Upstander Circle, Not Your Old D.A.R.E. Program Anymore.

Roosevelt High School Student Group Uses Lived Experiences to Make Change

High school can be exciting and overwhelming. New friendships, first-time jobs, applying for college, athletics, and more. For these students, a lot can happen in 4 years, including making a positive impact on their communities. Since 2021, Upstander Circle has centered on the idea that the students at Roosevelt High School can best identify and solve the problems they see every day.

What is Upstander Circle?

Upstander Circle and Rosevelt High School Senior Sumeya Muhammad (left) giving a bystander intervention presentation

VOA Oregon’s Prevention Services oversees the Upstander Circle program. Often, working closely with young people is likened to planting seeds. But, Melody Field, Prevention Services Coordinator, doesn’t quite see it like that. To her, she’s there to listen and enable the student’s vision for solving issues and problems facing their school community.

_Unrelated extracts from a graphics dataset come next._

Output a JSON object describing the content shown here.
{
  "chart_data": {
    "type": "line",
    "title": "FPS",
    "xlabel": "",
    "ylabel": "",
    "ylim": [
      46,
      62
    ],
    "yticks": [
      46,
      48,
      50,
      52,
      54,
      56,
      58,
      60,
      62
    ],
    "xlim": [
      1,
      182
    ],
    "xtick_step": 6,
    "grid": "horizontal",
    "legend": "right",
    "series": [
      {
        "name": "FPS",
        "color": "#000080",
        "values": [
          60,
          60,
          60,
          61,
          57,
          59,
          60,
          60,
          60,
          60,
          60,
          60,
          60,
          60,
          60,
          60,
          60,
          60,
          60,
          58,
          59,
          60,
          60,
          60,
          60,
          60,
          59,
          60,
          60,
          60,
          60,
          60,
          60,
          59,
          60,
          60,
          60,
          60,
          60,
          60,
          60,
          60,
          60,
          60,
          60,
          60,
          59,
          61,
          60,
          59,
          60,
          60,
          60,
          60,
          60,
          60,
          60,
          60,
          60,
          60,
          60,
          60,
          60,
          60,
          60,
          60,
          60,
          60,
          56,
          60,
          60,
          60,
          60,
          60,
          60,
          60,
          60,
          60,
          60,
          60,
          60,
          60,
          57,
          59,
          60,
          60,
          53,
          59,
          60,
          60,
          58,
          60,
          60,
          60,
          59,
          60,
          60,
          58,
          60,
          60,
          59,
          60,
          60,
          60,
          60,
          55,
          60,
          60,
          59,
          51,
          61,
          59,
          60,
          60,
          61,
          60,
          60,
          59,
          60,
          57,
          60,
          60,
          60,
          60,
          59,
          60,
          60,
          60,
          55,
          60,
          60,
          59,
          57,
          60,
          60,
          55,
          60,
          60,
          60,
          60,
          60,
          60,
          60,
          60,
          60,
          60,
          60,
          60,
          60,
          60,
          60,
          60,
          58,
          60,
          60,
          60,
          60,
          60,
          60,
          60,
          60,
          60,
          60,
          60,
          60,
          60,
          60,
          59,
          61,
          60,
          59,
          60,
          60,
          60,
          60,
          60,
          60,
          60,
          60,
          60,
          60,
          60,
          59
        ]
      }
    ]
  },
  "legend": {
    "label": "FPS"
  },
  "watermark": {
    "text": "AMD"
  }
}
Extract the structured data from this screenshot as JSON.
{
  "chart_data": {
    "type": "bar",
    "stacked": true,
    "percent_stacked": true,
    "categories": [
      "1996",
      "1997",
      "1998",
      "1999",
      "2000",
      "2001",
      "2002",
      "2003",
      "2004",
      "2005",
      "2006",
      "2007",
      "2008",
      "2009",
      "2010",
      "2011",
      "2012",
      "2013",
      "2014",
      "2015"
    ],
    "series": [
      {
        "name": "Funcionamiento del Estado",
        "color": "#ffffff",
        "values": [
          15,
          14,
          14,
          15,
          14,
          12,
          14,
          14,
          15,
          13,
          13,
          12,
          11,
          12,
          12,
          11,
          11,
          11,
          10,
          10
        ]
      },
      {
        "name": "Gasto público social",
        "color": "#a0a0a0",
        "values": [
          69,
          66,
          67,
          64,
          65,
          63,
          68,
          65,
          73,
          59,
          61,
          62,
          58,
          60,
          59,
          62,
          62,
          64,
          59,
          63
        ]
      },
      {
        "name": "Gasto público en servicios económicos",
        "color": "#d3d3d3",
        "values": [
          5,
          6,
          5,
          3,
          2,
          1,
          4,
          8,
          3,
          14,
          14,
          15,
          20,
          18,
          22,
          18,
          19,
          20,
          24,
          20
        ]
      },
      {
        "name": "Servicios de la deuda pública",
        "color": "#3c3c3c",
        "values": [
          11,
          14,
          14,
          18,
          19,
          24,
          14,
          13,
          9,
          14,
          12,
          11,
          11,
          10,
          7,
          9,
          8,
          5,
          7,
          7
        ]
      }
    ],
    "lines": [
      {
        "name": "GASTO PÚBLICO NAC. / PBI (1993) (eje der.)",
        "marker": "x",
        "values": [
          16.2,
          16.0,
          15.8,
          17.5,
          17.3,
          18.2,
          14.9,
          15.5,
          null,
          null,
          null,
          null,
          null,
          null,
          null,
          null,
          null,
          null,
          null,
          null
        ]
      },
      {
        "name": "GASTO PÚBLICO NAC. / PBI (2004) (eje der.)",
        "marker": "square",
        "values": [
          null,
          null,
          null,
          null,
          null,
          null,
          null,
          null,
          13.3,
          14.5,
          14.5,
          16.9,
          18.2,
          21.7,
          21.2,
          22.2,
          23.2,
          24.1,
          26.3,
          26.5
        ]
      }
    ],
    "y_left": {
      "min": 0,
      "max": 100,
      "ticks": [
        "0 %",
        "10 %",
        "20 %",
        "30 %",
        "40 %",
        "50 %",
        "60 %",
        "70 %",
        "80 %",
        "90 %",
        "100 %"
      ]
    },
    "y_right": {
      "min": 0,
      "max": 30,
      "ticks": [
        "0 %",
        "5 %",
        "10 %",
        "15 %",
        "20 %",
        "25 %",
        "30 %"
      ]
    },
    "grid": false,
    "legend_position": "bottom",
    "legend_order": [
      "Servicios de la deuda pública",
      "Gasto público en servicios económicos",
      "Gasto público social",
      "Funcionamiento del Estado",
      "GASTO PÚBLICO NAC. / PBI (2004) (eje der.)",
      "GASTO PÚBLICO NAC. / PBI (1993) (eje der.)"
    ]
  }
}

“They are the experts of their own lives. They know what’s relevant and important to them.” Melody said. “I’m not another adult telling them what to do. They lead the brainstorming; I give them as much as they need and let them go from there.”

But the students aren’t without structure. Upstander Circle departs from the prevention models championed in the 1980s and 1990s like D.A.R.E. Visit the D.A.R.E. website. Instead of ‘just say no,’ Prevention Services uses avenues like Upstander Circle to build trust and authentic connection. By trusting students and their expertise on their lived experiences, honest conversations can happen around substance use, gambling, and mental health. Melody says Upstander Circle stays within these topics as the students continue championing bystander intervention.

How Upstander Circle Has Made a Positive Impact

Senior and Upstander Circle participant Sumeya Muhammad says real change is visible in the hallways of Rosevelt. During passing periods, Sumeya says fights usually break out. However, since giving presentations and workshops to students, those who attended sessions with Upstander Circle don’t sit idly by and record a fight. Instead, they followed the training provided and got help from teachers nearby.

“I feel like [the program] has brought justice to my school – it helps a lot of students feel safe and heard,” Sumeya said. “To me, this prevention work means stopping the situation before it escalates or making a space where the problem wouldn’t start to begin with.”

Sumeya’s takeaways are exactly what Melody hopes all the students who participate take away. When you create a space where those closest to the issue problem-solve how to address it or prevent it from happening again – that can have a ripple effect outwards. Melody says these students take the feeling of making an actual change away with them at home and into their communities.

“It’s easier to build a bridge across a stream than it is [to build] over a rushing river.”

“It’s easier to build a bridge across a stream than it is [to build] over a rushing river,” Melody said. “That’s why it’s important for me to do this work. It’s interconnected. Youth having this information, even if they haven’t been impacted yet, hopefully, take it with them in the future.”